Von Alexander Dworzak

Politik

Angela Merkels Autoritätsverlust könnte sich bei EU-Krisen negativ auswirken, meint Forscher Stefan Lehne.


Brüssel/Berlin/Wien. Innenpolitisch ist Angela Merkel zur Belastung für ihre CDU und die konservative Union geworden. Das hat sie mit ihrem angekündigten Verzicht auf den Parteivorsitz eingestanden. Einen Autoritätsverlust als Kanzlerin erwartet EU-Haushaltskommissar Günther Oettinger dadurch nicht, sondern "das Gegenteil". Merkel könne sich nun "ganz auf das eine Amt konzentrieren, sagt der EU-Budgetkommissar zur "Neuen Osnabrücker Zeitung". Noch vor einem Monat nannte Oettinger Merkel eine "lahme Ente". Damals verlor ihr langjähriger Vertrauter Volker Kauder völlig überraschend die Wahl zum Fraktionsvorsitzenden von CDU/CSU und musste nach fast 13 Jahren im Amt abtreten.

Welche Aussage Oettingers trifft nun zu?

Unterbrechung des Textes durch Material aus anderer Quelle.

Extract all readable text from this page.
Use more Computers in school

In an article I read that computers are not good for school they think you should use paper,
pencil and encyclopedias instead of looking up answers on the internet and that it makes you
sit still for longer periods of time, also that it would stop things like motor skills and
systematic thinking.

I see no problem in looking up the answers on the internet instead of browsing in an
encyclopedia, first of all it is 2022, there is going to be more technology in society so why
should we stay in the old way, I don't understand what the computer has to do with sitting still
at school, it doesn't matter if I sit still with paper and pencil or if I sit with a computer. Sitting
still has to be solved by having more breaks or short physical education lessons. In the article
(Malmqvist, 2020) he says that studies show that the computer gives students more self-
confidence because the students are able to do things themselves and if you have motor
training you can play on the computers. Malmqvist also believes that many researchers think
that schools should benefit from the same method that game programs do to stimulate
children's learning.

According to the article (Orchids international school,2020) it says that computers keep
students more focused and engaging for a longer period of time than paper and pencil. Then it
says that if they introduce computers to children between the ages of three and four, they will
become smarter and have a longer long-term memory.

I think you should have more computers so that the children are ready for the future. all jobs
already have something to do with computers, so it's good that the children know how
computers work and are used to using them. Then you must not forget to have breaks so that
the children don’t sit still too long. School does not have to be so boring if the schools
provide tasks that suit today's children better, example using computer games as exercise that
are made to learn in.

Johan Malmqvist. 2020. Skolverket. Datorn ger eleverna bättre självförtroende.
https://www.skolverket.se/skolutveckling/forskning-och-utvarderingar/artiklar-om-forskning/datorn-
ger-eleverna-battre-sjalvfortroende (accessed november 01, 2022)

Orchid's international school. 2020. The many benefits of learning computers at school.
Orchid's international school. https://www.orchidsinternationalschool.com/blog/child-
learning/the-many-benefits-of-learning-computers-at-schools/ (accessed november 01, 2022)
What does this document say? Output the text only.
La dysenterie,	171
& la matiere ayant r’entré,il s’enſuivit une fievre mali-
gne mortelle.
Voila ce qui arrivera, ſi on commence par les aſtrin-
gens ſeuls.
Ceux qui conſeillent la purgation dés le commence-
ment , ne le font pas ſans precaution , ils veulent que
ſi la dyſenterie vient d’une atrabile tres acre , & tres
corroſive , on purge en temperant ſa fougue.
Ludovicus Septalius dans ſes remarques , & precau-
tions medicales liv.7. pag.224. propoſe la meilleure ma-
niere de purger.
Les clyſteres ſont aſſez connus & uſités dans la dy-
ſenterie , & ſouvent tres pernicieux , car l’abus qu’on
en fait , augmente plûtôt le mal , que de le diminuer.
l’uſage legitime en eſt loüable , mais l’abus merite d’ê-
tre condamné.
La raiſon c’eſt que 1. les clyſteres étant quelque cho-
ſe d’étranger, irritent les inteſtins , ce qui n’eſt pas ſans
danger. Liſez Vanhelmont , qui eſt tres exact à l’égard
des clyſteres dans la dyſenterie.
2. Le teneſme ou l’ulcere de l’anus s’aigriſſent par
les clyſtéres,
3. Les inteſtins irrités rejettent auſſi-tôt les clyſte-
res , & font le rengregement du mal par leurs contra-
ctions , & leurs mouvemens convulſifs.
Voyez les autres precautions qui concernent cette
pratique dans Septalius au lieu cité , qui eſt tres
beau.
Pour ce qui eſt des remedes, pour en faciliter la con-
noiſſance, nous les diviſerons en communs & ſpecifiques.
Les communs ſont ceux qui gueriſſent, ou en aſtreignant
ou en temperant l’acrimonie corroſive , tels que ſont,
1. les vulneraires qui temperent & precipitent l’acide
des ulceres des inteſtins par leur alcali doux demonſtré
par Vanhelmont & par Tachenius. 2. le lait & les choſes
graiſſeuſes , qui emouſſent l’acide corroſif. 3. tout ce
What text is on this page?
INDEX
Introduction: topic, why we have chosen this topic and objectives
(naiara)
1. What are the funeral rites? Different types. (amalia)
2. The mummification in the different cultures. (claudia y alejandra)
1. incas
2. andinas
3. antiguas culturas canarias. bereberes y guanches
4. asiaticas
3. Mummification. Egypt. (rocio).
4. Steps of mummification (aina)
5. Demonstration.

Beide Teile hätten etwas für sich, meint Gerda Falkner, Leiterin des Instituts für europäische Integrationsforschung an der Universität Wien. "Die Reputation auf EU-Ebene besteht aus zwei Teilen. Merkel repräsentiert bei Sitzungen im Europäischen Rat auch weiterhin die Stärke Deutschlands. Andererseits, wenn nach außen dringt, dass es im Inneren Dissens gibt, schädigt das in einem gewissen Rahmen."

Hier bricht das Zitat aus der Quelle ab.